An old farmer went duck shooting one day in South Australia and bagged three ducks. He put them in the back of his utility and was about to drive home when he was confronted by an ornery game warden who didn't like duck shooters.


The game warden ordered the farmer to show his hunting license, and the farmer pulled out a valid SA hunting license.


The game warden looked at the license, then reached over and picked up one of the ducks, sniffed its butt, and said, "This duck ain't from South Australia. This is a Victorian duck. You got a Victoria hunting license, boy?"


The farmer reached into his wallet and produced a Victoria hunting license.
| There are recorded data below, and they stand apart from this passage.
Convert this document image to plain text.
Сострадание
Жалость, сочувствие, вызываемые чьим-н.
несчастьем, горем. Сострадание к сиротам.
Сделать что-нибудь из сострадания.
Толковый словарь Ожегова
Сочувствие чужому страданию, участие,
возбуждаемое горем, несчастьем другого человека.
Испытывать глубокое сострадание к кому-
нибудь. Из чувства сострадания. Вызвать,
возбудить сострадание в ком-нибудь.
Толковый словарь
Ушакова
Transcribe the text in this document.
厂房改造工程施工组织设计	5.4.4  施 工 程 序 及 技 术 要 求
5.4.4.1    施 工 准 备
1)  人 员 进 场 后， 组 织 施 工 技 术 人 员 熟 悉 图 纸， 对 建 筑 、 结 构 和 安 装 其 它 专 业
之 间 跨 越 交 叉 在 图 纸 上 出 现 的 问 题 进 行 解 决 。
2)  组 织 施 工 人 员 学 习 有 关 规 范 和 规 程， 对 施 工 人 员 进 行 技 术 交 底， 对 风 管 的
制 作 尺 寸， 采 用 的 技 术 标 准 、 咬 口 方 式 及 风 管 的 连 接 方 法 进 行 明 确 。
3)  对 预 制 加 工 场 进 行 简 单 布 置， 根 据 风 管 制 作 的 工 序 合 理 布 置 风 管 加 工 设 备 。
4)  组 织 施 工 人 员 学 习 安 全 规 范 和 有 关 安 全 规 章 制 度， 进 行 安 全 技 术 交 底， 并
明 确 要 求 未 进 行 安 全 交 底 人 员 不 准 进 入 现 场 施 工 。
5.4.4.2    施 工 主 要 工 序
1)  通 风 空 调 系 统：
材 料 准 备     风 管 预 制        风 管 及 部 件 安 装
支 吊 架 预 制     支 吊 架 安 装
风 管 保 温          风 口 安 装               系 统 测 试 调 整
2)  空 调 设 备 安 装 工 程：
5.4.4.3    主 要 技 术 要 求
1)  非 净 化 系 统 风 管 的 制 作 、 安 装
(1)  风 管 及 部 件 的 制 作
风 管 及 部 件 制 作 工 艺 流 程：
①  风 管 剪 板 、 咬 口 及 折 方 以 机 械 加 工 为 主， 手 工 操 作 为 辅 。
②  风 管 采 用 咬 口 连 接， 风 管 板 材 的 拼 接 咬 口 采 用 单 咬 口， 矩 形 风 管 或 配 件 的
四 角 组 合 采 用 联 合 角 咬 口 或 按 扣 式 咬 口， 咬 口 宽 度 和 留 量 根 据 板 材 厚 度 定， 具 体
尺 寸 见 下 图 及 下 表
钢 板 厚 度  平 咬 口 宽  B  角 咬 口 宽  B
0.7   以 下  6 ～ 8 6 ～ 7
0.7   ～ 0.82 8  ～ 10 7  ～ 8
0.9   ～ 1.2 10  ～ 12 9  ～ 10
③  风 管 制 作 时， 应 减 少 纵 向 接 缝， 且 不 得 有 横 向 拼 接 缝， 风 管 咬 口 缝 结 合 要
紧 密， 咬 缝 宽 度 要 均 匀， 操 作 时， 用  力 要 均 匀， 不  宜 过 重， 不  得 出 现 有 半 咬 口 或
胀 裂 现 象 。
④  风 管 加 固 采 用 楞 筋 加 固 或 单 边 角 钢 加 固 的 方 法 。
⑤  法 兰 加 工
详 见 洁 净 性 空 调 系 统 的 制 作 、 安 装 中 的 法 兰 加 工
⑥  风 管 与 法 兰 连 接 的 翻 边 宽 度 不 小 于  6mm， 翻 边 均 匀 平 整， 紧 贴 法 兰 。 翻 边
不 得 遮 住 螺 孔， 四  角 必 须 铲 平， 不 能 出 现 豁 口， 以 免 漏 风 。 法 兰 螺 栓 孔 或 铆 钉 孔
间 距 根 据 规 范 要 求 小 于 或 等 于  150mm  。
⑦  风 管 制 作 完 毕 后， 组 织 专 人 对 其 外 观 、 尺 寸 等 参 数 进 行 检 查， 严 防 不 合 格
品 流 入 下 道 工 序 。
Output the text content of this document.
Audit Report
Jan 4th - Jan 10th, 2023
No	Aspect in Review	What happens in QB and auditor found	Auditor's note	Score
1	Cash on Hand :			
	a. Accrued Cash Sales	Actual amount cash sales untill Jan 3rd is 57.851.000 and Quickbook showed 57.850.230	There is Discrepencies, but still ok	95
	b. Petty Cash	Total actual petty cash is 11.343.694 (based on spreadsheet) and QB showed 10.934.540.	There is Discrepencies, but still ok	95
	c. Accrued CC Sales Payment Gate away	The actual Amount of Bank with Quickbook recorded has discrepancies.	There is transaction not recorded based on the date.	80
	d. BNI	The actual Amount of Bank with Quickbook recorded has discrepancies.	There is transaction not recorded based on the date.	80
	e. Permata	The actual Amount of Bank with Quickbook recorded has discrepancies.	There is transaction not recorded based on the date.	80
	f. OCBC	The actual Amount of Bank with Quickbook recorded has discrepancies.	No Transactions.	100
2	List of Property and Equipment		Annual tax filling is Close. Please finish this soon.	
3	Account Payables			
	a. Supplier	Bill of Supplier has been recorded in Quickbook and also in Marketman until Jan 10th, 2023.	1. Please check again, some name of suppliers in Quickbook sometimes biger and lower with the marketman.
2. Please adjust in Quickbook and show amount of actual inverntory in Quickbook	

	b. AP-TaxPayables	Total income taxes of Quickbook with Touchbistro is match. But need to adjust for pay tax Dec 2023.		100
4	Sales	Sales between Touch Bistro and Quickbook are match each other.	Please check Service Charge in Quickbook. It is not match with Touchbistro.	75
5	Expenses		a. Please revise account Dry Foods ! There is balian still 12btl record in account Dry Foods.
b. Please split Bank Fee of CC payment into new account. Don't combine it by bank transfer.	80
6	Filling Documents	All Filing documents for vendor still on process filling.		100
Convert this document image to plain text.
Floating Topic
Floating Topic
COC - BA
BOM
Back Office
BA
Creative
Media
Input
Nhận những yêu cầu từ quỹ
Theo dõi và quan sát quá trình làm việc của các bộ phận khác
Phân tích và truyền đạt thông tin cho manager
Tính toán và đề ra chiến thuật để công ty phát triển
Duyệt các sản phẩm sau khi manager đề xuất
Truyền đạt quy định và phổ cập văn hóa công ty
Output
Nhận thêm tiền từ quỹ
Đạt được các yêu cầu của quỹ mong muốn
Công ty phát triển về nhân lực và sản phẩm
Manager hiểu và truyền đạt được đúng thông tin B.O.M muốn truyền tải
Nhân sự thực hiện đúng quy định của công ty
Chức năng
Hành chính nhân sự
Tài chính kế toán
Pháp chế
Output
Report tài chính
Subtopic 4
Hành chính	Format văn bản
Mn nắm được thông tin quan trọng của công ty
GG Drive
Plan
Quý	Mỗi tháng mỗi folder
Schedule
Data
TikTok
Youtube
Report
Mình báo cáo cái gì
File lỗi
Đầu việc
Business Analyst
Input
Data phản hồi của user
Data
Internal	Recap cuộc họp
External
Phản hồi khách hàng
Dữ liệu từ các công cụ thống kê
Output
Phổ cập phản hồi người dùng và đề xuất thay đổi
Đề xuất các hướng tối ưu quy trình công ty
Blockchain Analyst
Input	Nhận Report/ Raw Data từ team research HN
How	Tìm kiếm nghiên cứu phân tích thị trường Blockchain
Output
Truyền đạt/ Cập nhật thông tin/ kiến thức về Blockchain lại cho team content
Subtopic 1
The game warden looked at it, then reached over and grabbed the second duck, sniffed its butt, and said, "This ain't no South Australian duck either. This duck's from New South Wales. You got a New South Wales licence?"


The farmer reached into his wallet and produced a NSW license.


The warden then reached over and picked up the third duck, sniffed its butt, and said. "This duck's from Western Australia. You got a Western Australia hunting license?"


Again the farmer reached into his wallet and brought out a WA hunting license.


By now the game warden was extremely frustrated, and he yelled at the farmer, "Just where the hell are you from?"


The old farmer turned around, bent over, dropped his pants, and said, "You tell me, you're the expert!"